When the object is initialized, the constructor
method is called, with any parameters passed.
A class also has as many methods as it needs. In this case hello
is a method and can be called on all objects derived from this class:
const flavio = new Person('Flavio')
flavio.hello()
Static methods
Normally methods are defined on the instance, not on the class.
Static methods are executed on the class instead:
class Person {
static genericHello() {
return 'Hello'
}
}
Person.genericHello() //Hello
Class inheritance
Classes give JavaScript a more “classic” take on inheritance.
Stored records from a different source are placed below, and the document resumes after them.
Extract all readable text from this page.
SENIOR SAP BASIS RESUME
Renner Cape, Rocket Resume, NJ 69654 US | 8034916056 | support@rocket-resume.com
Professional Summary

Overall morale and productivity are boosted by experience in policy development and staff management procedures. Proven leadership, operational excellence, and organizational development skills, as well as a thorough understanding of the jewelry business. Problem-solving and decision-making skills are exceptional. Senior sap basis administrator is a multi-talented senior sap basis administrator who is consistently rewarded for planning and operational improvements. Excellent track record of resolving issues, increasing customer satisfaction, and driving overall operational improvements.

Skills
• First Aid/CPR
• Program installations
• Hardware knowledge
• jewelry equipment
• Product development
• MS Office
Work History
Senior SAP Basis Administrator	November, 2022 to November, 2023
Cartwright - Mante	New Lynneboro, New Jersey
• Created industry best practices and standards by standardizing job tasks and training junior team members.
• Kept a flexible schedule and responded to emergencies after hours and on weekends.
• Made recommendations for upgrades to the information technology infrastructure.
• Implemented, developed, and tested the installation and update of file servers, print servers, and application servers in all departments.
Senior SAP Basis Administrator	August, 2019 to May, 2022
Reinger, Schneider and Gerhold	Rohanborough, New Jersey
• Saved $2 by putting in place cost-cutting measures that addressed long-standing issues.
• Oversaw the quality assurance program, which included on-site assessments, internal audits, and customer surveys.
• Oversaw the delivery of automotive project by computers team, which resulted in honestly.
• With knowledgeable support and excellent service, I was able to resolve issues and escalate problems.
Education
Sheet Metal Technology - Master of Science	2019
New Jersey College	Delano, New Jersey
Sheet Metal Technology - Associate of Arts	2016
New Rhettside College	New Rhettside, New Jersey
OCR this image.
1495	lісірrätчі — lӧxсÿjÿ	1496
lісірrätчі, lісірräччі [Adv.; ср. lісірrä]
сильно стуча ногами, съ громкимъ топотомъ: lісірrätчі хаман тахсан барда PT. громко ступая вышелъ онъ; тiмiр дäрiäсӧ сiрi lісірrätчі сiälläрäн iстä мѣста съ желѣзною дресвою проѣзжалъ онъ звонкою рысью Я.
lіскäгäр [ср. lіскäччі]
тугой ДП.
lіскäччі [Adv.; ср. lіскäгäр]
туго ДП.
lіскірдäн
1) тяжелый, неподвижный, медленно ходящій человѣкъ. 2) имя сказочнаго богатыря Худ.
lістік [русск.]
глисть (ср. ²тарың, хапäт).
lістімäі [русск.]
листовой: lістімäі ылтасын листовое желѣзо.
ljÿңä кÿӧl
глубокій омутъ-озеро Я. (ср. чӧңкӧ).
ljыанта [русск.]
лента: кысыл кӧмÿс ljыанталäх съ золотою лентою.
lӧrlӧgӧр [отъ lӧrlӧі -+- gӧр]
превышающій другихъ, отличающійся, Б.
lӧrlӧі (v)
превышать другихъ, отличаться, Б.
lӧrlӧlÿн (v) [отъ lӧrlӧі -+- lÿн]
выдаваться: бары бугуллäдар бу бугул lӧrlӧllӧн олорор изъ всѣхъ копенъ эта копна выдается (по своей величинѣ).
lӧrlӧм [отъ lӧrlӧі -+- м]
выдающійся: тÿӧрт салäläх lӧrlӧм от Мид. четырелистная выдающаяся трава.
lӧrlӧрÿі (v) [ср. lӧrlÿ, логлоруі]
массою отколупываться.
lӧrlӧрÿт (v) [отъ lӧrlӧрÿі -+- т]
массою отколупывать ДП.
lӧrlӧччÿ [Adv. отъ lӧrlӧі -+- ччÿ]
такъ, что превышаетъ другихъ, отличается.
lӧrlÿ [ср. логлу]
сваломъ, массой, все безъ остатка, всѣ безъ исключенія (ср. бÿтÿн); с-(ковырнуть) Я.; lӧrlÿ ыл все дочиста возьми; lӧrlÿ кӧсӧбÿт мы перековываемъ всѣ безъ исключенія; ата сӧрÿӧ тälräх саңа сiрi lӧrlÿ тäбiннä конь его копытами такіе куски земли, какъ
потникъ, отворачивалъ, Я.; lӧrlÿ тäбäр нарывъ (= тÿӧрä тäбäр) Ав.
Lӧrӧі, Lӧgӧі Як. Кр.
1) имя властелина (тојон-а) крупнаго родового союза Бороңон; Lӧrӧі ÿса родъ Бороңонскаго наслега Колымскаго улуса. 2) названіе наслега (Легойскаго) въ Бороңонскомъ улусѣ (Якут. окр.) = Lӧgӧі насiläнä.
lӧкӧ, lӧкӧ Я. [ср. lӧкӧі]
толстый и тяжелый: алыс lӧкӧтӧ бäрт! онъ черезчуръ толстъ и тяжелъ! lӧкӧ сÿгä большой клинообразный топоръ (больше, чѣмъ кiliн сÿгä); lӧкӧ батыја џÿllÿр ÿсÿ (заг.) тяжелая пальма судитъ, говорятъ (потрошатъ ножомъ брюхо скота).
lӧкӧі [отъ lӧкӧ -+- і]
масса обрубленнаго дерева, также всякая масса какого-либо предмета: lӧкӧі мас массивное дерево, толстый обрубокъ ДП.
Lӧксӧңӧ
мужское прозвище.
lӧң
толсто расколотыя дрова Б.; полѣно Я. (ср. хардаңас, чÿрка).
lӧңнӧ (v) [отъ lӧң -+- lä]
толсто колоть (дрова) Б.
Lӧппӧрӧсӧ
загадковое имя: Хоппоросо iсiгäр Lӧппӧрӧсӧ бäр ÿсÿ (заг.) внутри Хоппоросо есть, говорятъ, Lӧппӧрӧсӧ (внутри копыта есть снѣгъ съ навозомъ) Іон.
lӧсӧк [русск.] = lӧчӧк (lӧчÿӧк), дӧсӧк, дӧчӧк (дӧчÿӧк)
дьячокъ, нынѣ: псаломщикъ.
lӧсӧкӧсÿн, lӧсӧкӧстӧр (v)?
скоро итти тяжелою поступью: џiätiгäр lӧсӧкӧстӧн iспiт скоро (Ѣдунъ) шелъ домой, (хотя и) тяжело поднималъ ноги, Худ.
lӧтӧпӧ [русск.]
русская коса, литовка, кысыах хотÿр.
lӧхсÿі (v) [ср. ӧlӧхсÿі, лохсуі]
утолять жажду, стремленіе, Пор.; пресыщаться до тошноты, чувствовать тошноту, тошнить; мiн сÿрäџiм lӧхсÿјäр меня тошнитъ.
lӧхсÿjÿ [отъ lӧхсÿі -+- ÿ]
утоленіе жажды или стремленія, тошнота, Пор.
Let’s describe it here, and then we’ll go into the “under the hoods” in the next lesson.
A class can extend another class, and objects initialized using that class inherit all the methods of both classes.
Inside a class, you can reference the parent class calling super()
.
If the inherited class has a method with the same name as one of the classes higher in the hierarchy, the closest method takes precedence:
class Programmer extends Person {
hello() {
return super.hello() + ' I am a programmer.'
}
}
const flavio = new Programmer('Flavio')
flavio.hello()
(the above program prints “Hello, I am Flavio. I am a programmer.”)
Classes do not have explicit class variable declarations, but you must initialize any variable in the constructor, although support for public class fields is in the works - and already in V8. JavaScript is always evolving.